The portions where Raj and Meeta move into Shyam’s neighbourhood were, for me, the most troubling. (They have to pretend to be poor, so that Piya can get an admission in a quota.) Suddenly, the satire becomes too serious, the issues too important, the resolutions too simplistic. But I loved the conceit that the Batras were considered nouveau riche in Vasant Vihar, and now they’re nouveau poor. (Shyam, on the other hand, claims that he is a khandaani gareeb. He has been poor for generations.) Raj and Meeta had to learn how to act rich. Now, they have to learn how to act poor.

The film’s best part is the opening stretch, where a young Raj, who is a tailor’s assistant, helps a young Meeta get the dress she wants. Like the scene in the garment store, here too we have a mother and daughter. Meeta says she wants a low-cut back. Her mother disapproves. The tailor tut-tuts. Meeta says the design will get spoilt if the back isn’t cut low. The tailor says, “Ados pados ke designs ko bhi dekhna padta hai.” (We have to consider the neighbours too.) Raj says, secretly, that he’ll help Meeta.

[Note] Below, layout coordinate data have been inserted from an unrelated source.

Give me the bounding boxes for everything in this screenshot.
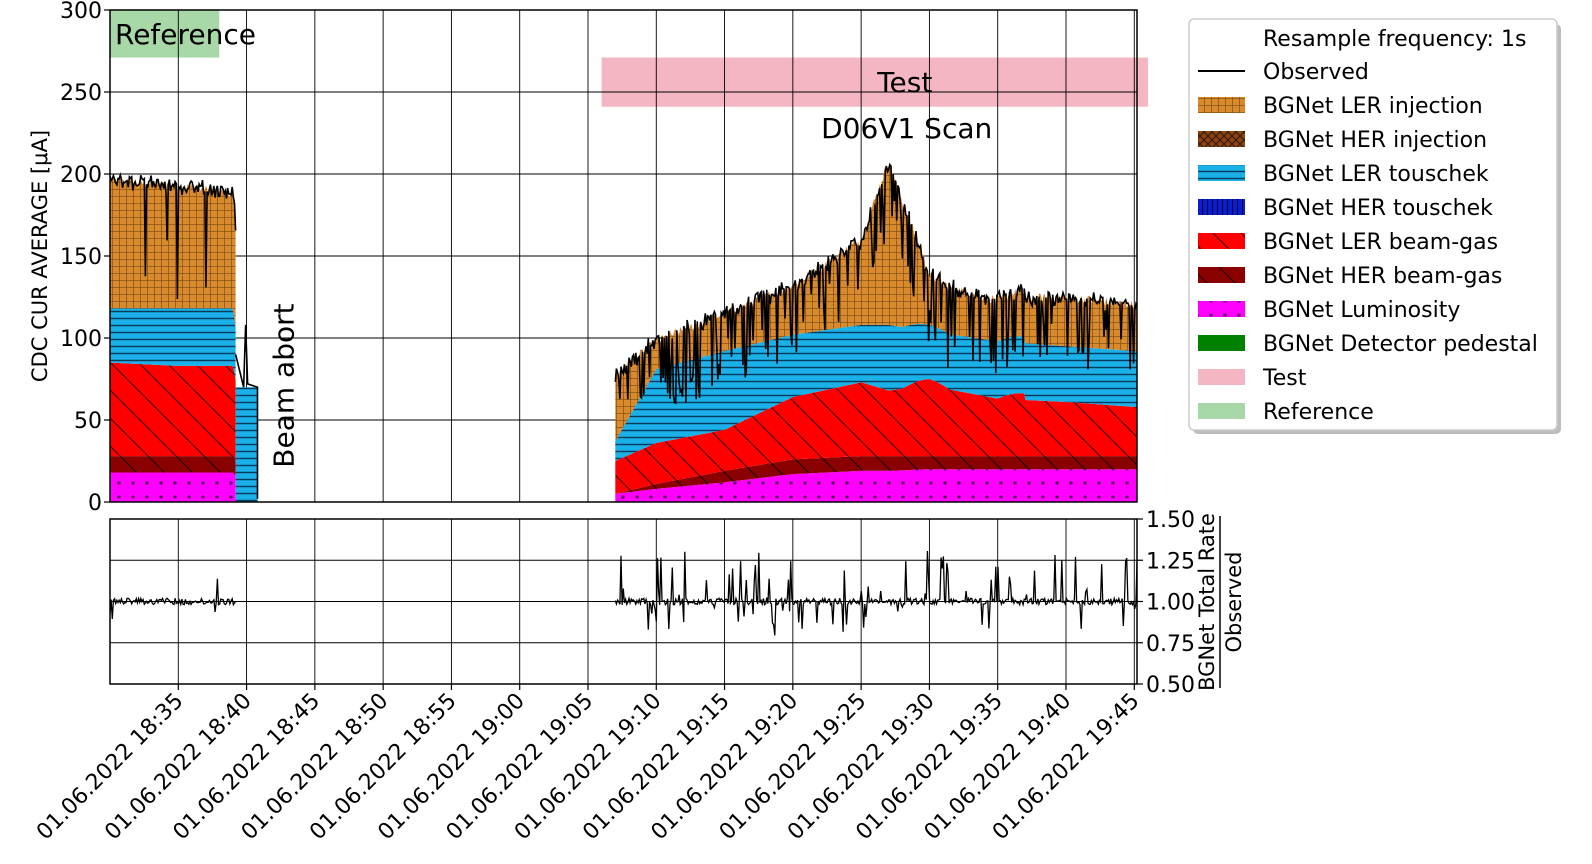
top-y-tick-label: 50: [74, 409, 102, 434]
area-bgnet-ler-touschek-reference: [110, 308, 236, 380]
area-bgnet-ler-injection-test: [615, 164, 1137, 442]
legend-label-test: Test: [1262, 366, 1307, 391]
legend-label-bgnet-ler-beam-gas: BGNet LER beam-gas: [1263, 230, 1498, 255]
top-panel: Reference Test 0 50 100 150 200 250 300 CDC CUR…: [28, 0, 1148, 516]
legend-swatch-bgnet-ler-injection: [1198, 97, 1245, 113]
ratio-label-numerator: BGNet Total Rate: [1195, 513, 1219, 691]
bottom-y-tick-label: 1.25: [1146, 549, 1195, 574]
span-label-test: Test: [876, 66, 932, 99]
legend-swatch-test: [1198, 369, 1245, 385]
legend-swatch-bgnet-her-injection: [1198, 131, 1245, 147]
area-bgnet-ler-beam-gas-test: [615, 379, 1137, 494]
legend-swatch-bgnet-luminosity: [1198, 301, 1245, 317]
observed-line-group: [110, 162, 1137, 499]
area-bgnet-her-beam-gas-reference: [110, 456, 236, 476]
annotation-d06v1-scan: D06V1 Scan: [821, 112, 992, 145]
top-y-tick-label: 200: [60, 163, 102, 188]
legend-label-bgnet-luminosity: BGNet Luminosity: [1263, 298, 1460, 323]
observed-line-abort: [234, 324, 259, 499]
top-y-ticks: 0 50 100 150 200 250 300: [60, 0, 110, 516]
legend-swatch-bgnet-detector-pedestal: [1198, 335, 1245, 351]
area-bgnet-her-beam-gas-test: [615, 456, 1137, 494]
legend-title: Resample frequency: 1s: [1263, 27, 1526, 52]
top-y-tick-label: 0: [88, 491, 102, 516]
top-y-tick-label: 250: [60, 81, 102, 106]
area-beam-abort-tail: [235, 387, 258, 502]
legend-label-bgnet-her-injection: BGNet HER injection: [1263, 128, 1487, 153]
span-reference: [110, 10, 220, 58]
top-y-tick-label: 150: [60, 245, 102, 270]
bottom-gridlines: [110, 518, 1137, 685]
ratio-line: [110, 550, 1137, 636]
legend-label-bgnet-her-touschek: BGNet HER touschek: [1263, 196, 1493, 221]
observed-line-reference: [110, 171, 237, 300]
bottom-panel: 0.50 0.75 1.00 1.25 1.50 BGNet Total Rate Ob…: [32, 508, 1246, 845]
legend-label-observed: Observed: [1263, 60, 1369, 85]
legend-label-bgnet-detector-pedestal: BGNet Detector pedestal: [1263, 332, 1538, 357]
bottom-y-tick-label: 1.50: [1146, 508, 1195, 533]
bottom-y-axis-label: BGNet Total Rate Observed: [1195, 513, 1246, 691]
bottom-y-tick-label: 0.50: [1146, 673, 1195, 698]
legend-swatch-bgnet-her-beam-gas: [1198, 267, 1245, 283]
legend-label-bgnet-her-beam-gas: BGNet HER beam-gas: [1263, 264, 1502, 289]
legend-swatch-bgnet-ler-touschek: [1198, 165, 1245, 181]
annotation-beam-abort: Beam abort: [268, 303, 301, 467]
area-bgnet-ler-beam-gas-reference: [110, 362, 236, 461]
legend-label-bgnet-ler-injection: BGNet LER injection: [1263, 94, 1483, 119]
observed-line-test: [614, 162, 1137, 405]
top-y-tick-label: 100: [60, 327, 102, 352]
bottom-y-tick-label: 1.00: [1146, 591, 1195, 616]
legend-entries: Observed BGNet LER injection BGNet HER inj…: [1198, 60, 1538, 425]
ratio-label-denominator: Observed: [1222, 551, 1246, 652]
highlight-spans: Reference Test: [110, 10, 1148, 107]
legend-label-bgnet-ler-touschek: BGNet LER touschek: [1263, 162, 1489, 187]
area-bgnet-luminosity-test: [615, 469, 1137, 502]
legend-frame: [1188, 18, 1558, 431]
legend-swatch-bgnet-ler-beam-gas: [1198, 233, 1245, 249]
legend-swatch-reference: [1198, 403, 1245, 419]
top-y-axis-label: CDC CUR AVERAGE [μA]: [28, 130, 52, 382]
annotations: Beam abort D06V1 Scan: [268, 112, 993, 468]
top-y-tick-label: 300: [60, 0, 102, 24]
bottom-y-ticks: 0.50 0.75 1.00 1.25 1.50: [1137, 508, 1195, 698]
legend-swatch-bgnet-her-touschek: [1198, 199, 1245, 215]
legend: Resample frequency: 1s Observed BGNet LER…: [1188, 18, 1561, 434]
stacked-areas: [110, 164, 1137, 502]
bottom-y-tick-label: 0.75: [1146, 632, 1195, 657]
span-test: [601, 57, 1148, 107]
area-bgnet-luminosity-reference: [110, 472, 236, 502]
span-label-reference: Reference: [115, 18, 256, 51]
area-bgnet-ler-injection-reference: [110, 175, 236, 328]
legend-label-reference: Reference: [1263, 400, 1374, 425]
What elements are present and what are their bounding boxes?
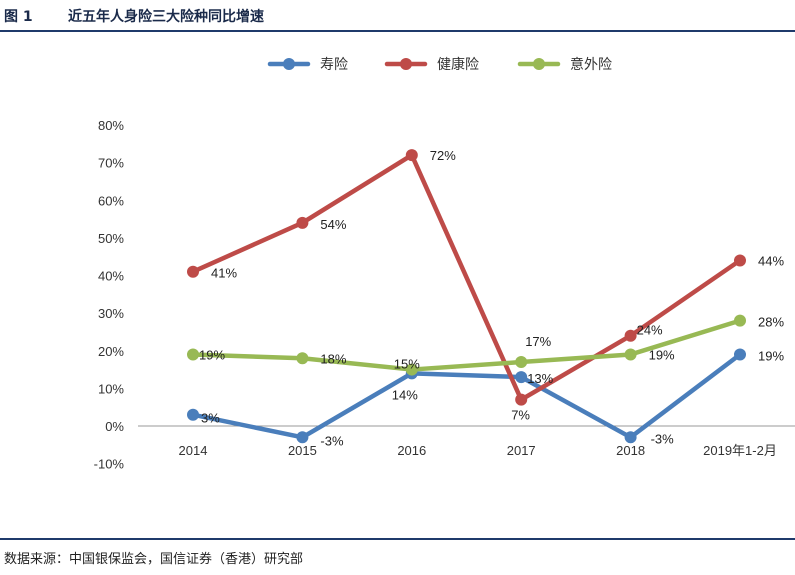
data-label-life: -3% <box>651 431 675 446</box>
x-tick-label: 2014 <box>179 443 208 458</box>
data-point-life <box>187 408 199 421</box>
x-tick-label: 2017 <box>507 443 536 458</box>
series-line-health <box>190 152 743 402</box>
legend-label: 寿险 <box>320 56 348 72</box>
data-label-health: 41% <box>211 266 237 281</box>
series-line-accident <box>190 318 743 372</box>
data-point-accident <box>405 363 418 376</box>
data-point-health <box>405 149 418 162</box>
data-point-accident <box>187 348 199 361</box>
data-label-health: 54% <box>320 217 346 232</box>
x-tick-label: 2019年1-2月 <box>703 443 777 458</box>
legend-swatch-marker <box>400 58 412 70</box>
data-label-accident: 19% <box>199 348 225 363</box>
y-tick-label: 50% <box>98 231 124 246</box>
data-point-health <box>515 393 528 406</box>
data-label-accident: 15% <box>394 357 420 372</box>
data-label-health: 72% <box>430 148 456 163</box>
data-point-life <box>515 371 528 384</box>
data-label-accident: 18% <box>320 351 346 366</box>
data-label-life: 19% <box>758 349 784 364</box>
data-label-health: 24% <box>637 323 663 338</box>
y-tick-label: 80% <box>98 118 124 133</box>
footer-rule <box>0 538 795 540</box>
y-tick-label: -10% <box>94 457 125 472</box>
data-label-health: 44% <box>758 253 784 268</box>
x-tick-label: 2016 <box>397 443 426 458</box>
y-tick-label: 10% <box>98 381 124 396</box>
x-tick-label: 2015 <box>288 443 317 458</box>
data-point-accident <box>515 356 528 369</box>
figure-label: 图 1 <box>4 9 33 25</box>
data-label-accident: 28% <box>758 315 784 330</box>
figure-title: 近五年人身险三大险种同比增速 <box>68 9 264 25</box>
x-tick-label: 2018 <box>616 443 645 458</box>
data-label-life: 13% <box>527 371 553 386</box>
legend-swatch-marker <box>283 58 295 70</box>
y-tick-label: 60% <box>98 193 124 208</box>
figure-header: 图 1 近五年人身险三大险种同比增速 <box>0 0 795 30</box>
data-point-accident <box>296 352 309 365</box>
data-point-health <box>624 329 637 342</box>
data-point-life <box>734 348 746 361</box>
data-point-life <box>624 431 637 444</box>
legend-swatch-marker <box>533 58 545 70</box>
data-source-note: 数据来源：中国银保监会，国信证券（香港）研究部 <box>4 552 304 567</box>
data-point-life <box>296 431 309 444</box>
data-label-life: 14% <box>392 387 418 402</box>
data-point-health <box>734 254 746 267</box>
series-line-life <box>190 352 743 440</box>
data-point-health <box>296 216 309 229</box>
legend-label: 意外险 <box>570 56 612 72</box>
line-chart: -10% 0% 10% 20% 30% 40% 50% 60% 70% 80% 2014 2015 20… <box>94 56 795 472</box>
data-label-accident: 17% <box>525 334 551 349</box>
y-tick-label: 30% <box>98 306 124 321</box>
data-label-accident: 19% <box>649 348 675 363</box>
y-tick-label: 20% <box>98 344 124 359</box>
y-tick-label: 70% <box>98 156 124 171</box>
data-label-life: -3% <box>320 433 344 448</box>
data-point-accident <box>734 314 746 327</box>
data-label-life: 3% <box>201 411 220 426</box>
data-point-accident <box>624 348 637 361</box>
data-point-health <box>187 265 199 278</box>
y-tick-label: 0% <box>105 419 124 434</box>
data-label-health: 7% <box>511 408 530 423</box>
y-tick-label: 40% <box>98 269 124 284</box>
legend-label: 健康险 <box>437 56 479 72</box>
header-rule <box>0 30 795 32</box>
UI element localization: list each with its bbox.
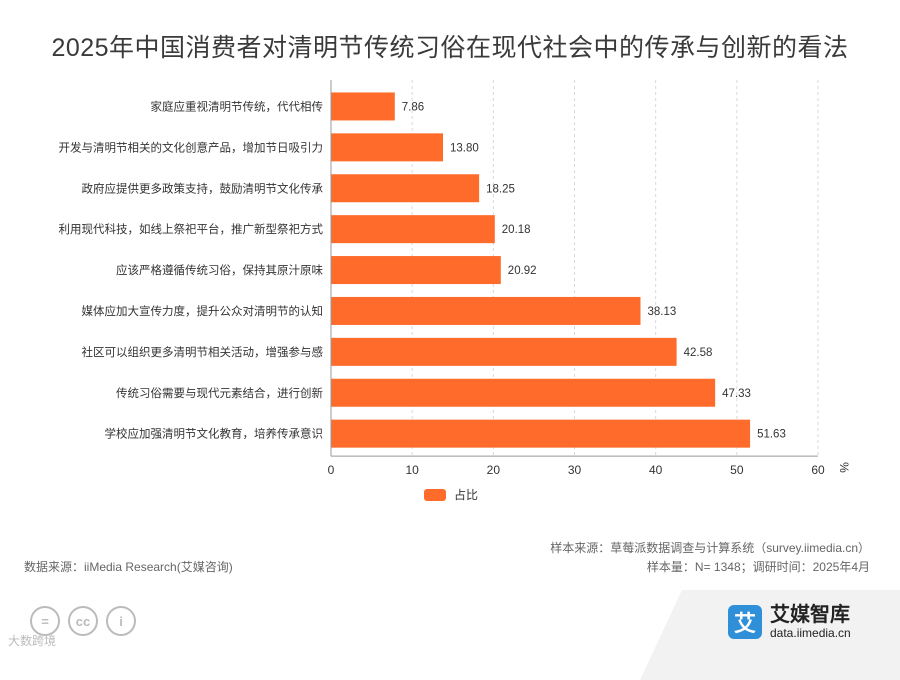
category-label: 政府应提供更多政策支持，鼓励清明节文化传承: [82, 181, 324, 195]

While watching the scene I just thought how beautifully it was pulled off, but as the film went on I realised that this scene was an encapsulation of everything that follows: that Raj will continue to cater to Meeta’s whims, that what-neighbours-say will continue to be a consideration, that Raj and Meeta will continue to fool others in order to get their way. Hindi Medium is an easy, fun watch, but it might have become something great had the rest of the movie matched up to the magic in this scene.